On face value, remote Berlin, N.H.—home to White Mountains Community College—appears to have little in common with urban Miami. Berlin (pronounced “BER-lin”) is a heavily forested region of the state that was once home to a thriving paper industry, which, at its peak, employed more than 8,000 people in its mills and nearby woods. But the last of Berlin’s paper mills closed in 2021, and today the (beautiful) town ranks among the poorest in the state.
But Berlin and Miami have something in common. Both are home to community colleges whose presidents attested to positive, pervasive digital transformations in their student, faculty and administrator communities since the start of the pandemic, as the Bay View Analytics report describes.
“Whether a student wants to avoid driving 45 minutes on a country road with no cars or sitting in urban traffic for 45 minutes on a three-mile drive with 100,000 cars, online platforms at community colleges provide access points and the commodity of time, especially for our students that are balancing life along with pursuing college degrees,” Pumariega said.
Students, faculty and administrators also have more favorable opinions of digital course materials than they did in the fall of 2021, according to the report. On this topic, most administrators (60 percent) were optimistic, and close to half of faculty members (45 percent) and students (47 percent) were as well. Many reported no change, and a minority were pessimistic (4 percent of administrators, 9 percent of faculty and 15 percent of students).

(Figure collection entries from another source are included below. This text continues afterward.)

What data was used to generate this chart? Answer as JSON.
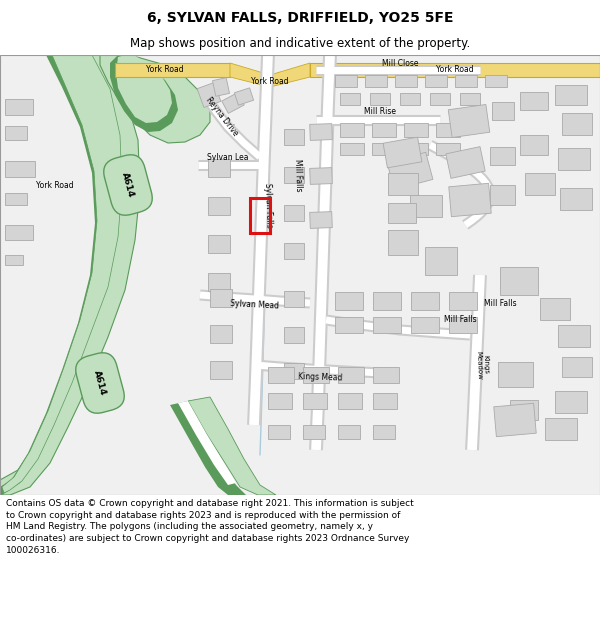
{
  "title": "6, SYLVAN FALLS, DRIFFIELD, YO25 5FE",
  "subtitle": "Map shows position and indicative extent of the property.",
  "footer": "Contains OS data © Crown copyright and database right 2021. This information is subject\nto Crown copyright and database rights 2023 and is reproduced with the permission of\nHM Land Registry. The polygons (including the associated geometry, namely x, y\nco-ordinates) are subject to Crown copyright and database rights 2023 Ordnance Survey\n100026316.",
  "bg_color": "#ffffff",
  "map_bg": "#f0f0f0",
  "road_dark_green": "#5a9a5a",
  "road_light_green": "#c0e0c0",
  "road_yellow_fill": "#f0d878",
  "road_yellow_edge": "#c8aa28",
  "road_white": "#ffffff",
  "road_grey": "#cccccc",
  "building_fill": "#d4d4d4",
  "building_edge": "#aaaaaa",
  "highlight_red": "#dd1111",
  "light_blue": "#aaccdd",
  "title_fontsize": 10,
  "subtitle_fontsize": 8.5,
  "footer_fontsize": 6.5
}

“Students are not only seeing all things digital as niceties,” Llyod said. “They’re coming to expect them.”
A wholesale return to pre-pandemic norms for digital course materials and online and blended learning is unlikely, according to the report. Nearly all (90 percent) of the community college faculty respondents indicated that their teaching had changed due to the pandemic. And even more (97 percent) expect that the changes they made during the pandemic will endure.

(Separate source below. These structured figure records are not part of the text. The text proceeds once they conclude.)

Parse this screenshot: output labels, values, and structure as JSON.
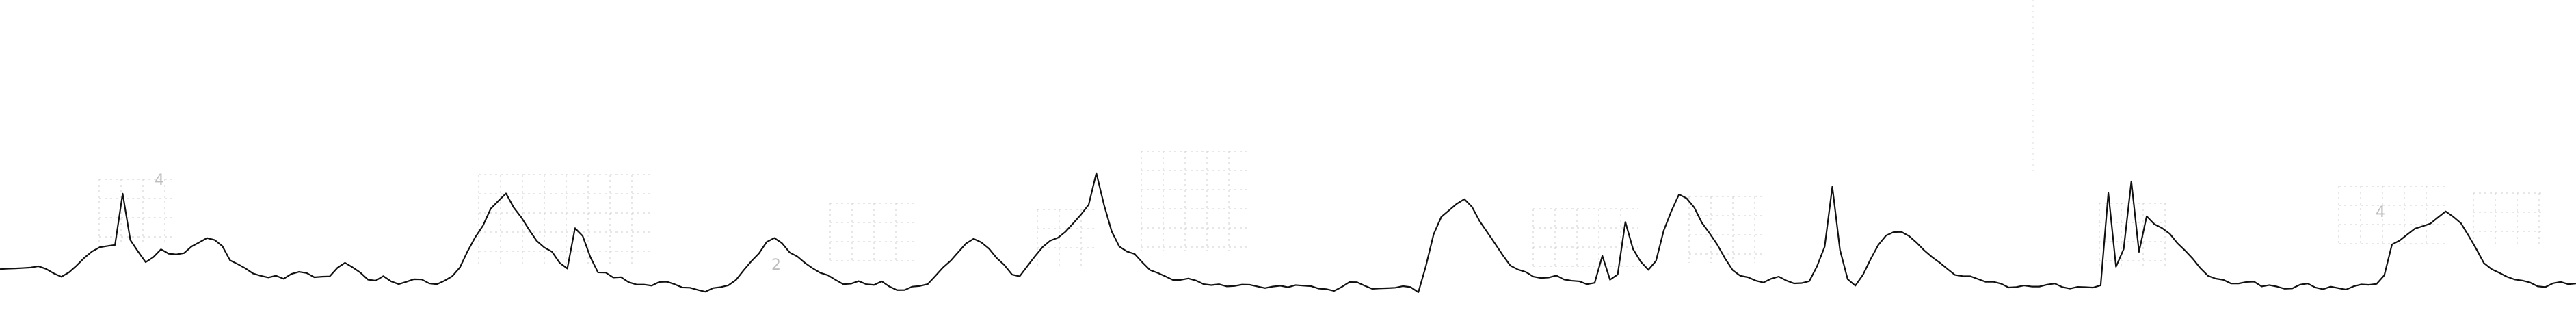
{
  "figure": {
    "type": "signal_trace",
    "background": "#ffffff",
    "trace_color": "#111111",
    "grid_color": "#cfcfcf",
    "faint_marks": [
      "4",
      "2",
      "4"
    ],
    "chart_data": {
      "type": "line",
      "series": [
        {
          "values": [
            0.18,
            0.19,
            0.17,
            0.16,
            0.18,
            0.2,
            0.17,
            0.14,
            0.12,
            0.14,
            0.18,
            0.26,
            0.33,
            0.36,
            0.37,
            0.39,
            0.82,
            0.4,
            0.31,
            0.24,
            0.28,
            0.34,
            0.31,
            0.3,
            0.29,
            0.35,
            0.41,
            0.45,
            0.42,
            0.37,
            0.25,
            0.2,
            0.16,
            0.14,
            0.13,
            0.1,
            0.11,
            0.09,
            0.12,
            0.13,
            0.14,
            0.12,
            0.11,
            0.1,
            0.18,
            0.22,
            0.17,
            0.14,
            0.1,
            0.08,
            0.1,
            0.06,
            0.04,
            0.05,
            0.08,
            0.1,
            0.06,
            0.03,
            0.06,
            0.11,
            0.18,
            0.32,
            0.46,
            0.56,
            0.68,
            0.74,
            0.82,
            0.7,
            0.61,
            0.52,
            0.43,
            0.35,
            0.3,
            0.22,
            0.18,
            0.52,
            0.46,
            0.29,
            0.14,
            0.12,
            0.09,
            0.11,
            0.06,
            0.04,
            0.05,
            0.03,
            0.04,
            0.05,
            0.05,
            0.02,
            0.01,
            0.0,
            -0.02,
            -0.01,
            0.0,
            0.04,
            0.09,
            0.16,
            0.24,
            0.31,
            0.39,
            0.42,
            0.4,
            0.33,
            0.28,
            0.22,
            0.18,
            0.13,
            0.1,
            0.08,
            0.06,
            0.05,
            0.06,
            0.04,
            0.03,
            0.05,
            0.02,
            0.01,
            0.0,
            0.01,
            0.02,
            0.04,
            0.1,
            0.18,
            0.26,
            0.33,
            0.38,
            0.42,
            0.4,
            0.34,
            0.26,
            0.22,
            0.14,
            0.1,
            0.18,
            0.28,
            0.36,
            0.41,
            0.45,
            0.51,
            0.56,
            0.62,
            0.72,
            1.0,
            0.72,
            0.5,
            0.38,
            0.32,
            0.28,
            0.22,
            0.17,
            0.14,
            0.11,
            0.09,
            0.08,
            0.07,
            0.06,
            0.05,
            0.04,
            0.04,
            0.03,
            0.03,
            0.02,
            0.02,
            0.03,
            0.02,
            0.02,
            0.03,
            0.02,
            0.02,
            0.01,
            0.03,
            0.02,
            0.0,
            -0.02,
            0.02,
            0.05,
            0.04,
            0.03,
            0.02,
            0.01,
            0.0,
            0.01,
            0.02,
            0.0,
            -0.03,
            0.22,
            0.48,
            0.61,
            0.67,
            0.73,
            0.76,
            0.7,
            0.6,
            0.5,
            0.38,
            0.28,
            0.2,
            0.16,
            0.14,
            0.12,
            0.11,
            0.09,
            0.1,
            0.08,
            0.07,
            0.06,
            0.05,
            0.07,
            0.28,
            0.06,
            0.12,
            0.58,
            0.34,
            0.24,
            0.18,
            0.24,
            0.48,
            0.66,
            0.82,
            0.78,
            0.7,
            0.58,
            0.48,
            0.36,
            0.25,
            0.17,
            0.12,
            0.1,
            0.08,
            0.06,
            0.07,
            0.09,
            0.08,
            0.06,
            0.05,
            0.07,
            0.2,
            0.35,
            0.86,
            0.34,
            0.1,
            0.03,
            0.12,
            0.26,
            0.37,
            0.44,
            0.49,
            0.51,
            0.46,
            0.39,
            0.33,
            0.27,
            0.21,
            0.17,
            0.14,
            0.12,
            0.1,
            0.08,
            0.06,
            0.05,
            0.04,
            0.03,
            0.03,
            0.02,
            0.01,
            0.02,
            0.03,
            0.04,
            0.03,
            0.02,
            0.01,
            0.0,
            0.01,
            0.03,
            0.82,
            0.2,
            0.36,
            0.92,
            0.3,
            0.62,
            0.56,
            0.52,
            0.48,
            0.41,
            0.33,
            0.24,
            0.17,
            0.12,
            0.09,
            0.08,
            0.06,
            0.05,
            0.04,
            0.05,
            0.03,
            0.04,
            0.02,
            0.01,
            0.01,
            0.02,
            0.03,
            0.02,
            0.01,
            0.02,
            0.01,
            0.0,
            0.01,
            0.02,
            0.04,
            0.06,
            0.12,
            0.38,
            0.42,
            0.46,
            0.5,
            0.54,
            0.58,
            0.62,
            0.66,
            0.62,
            0.56,
            0.44,
            0.34,
            0.24,
            0.18,
            0.13,
            0.1,
            0.08,
            0.06,
            0.05,
            0.04,
            0.03,
            0.04,
            0.05,
            0.04,
            0.04
          ]
        }
      ]
    }
  }
}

Miami Dade, for example, now offers synchronous online course offerings in its MDC Live platform, in addition to in-person, blended and asynchronous online options. MDC Live benefits students with work or family responsibilities who need the convenience of online and the structure of regular live meetings with an instructor and classmates, Pumariega said.
Since the survey considered only enrolled students, it does not shed light on potential community college students who never attended or who dropped out.
“Who are the missing students, and why are some not returning?” Jeff Seaman asked. “The news about two-year institutions’ enrollments going forward has not been good.”
But compared with pre-pandemic times, today’s enrolled community college students are gaining more exposure to remote work and are more at ease with replacing physical items with electronic items. That may have implications for workplaces in which these graduates land, Jeff Seaman hypothesized.
“The challenge we’re trying to mitigate is consistency of quality of technology and the usage of it,” Lloyd said. “ChatGPT reminds us that whatever new thing comes out, we need to be on the forefront of it, embrace it and provide training around it.”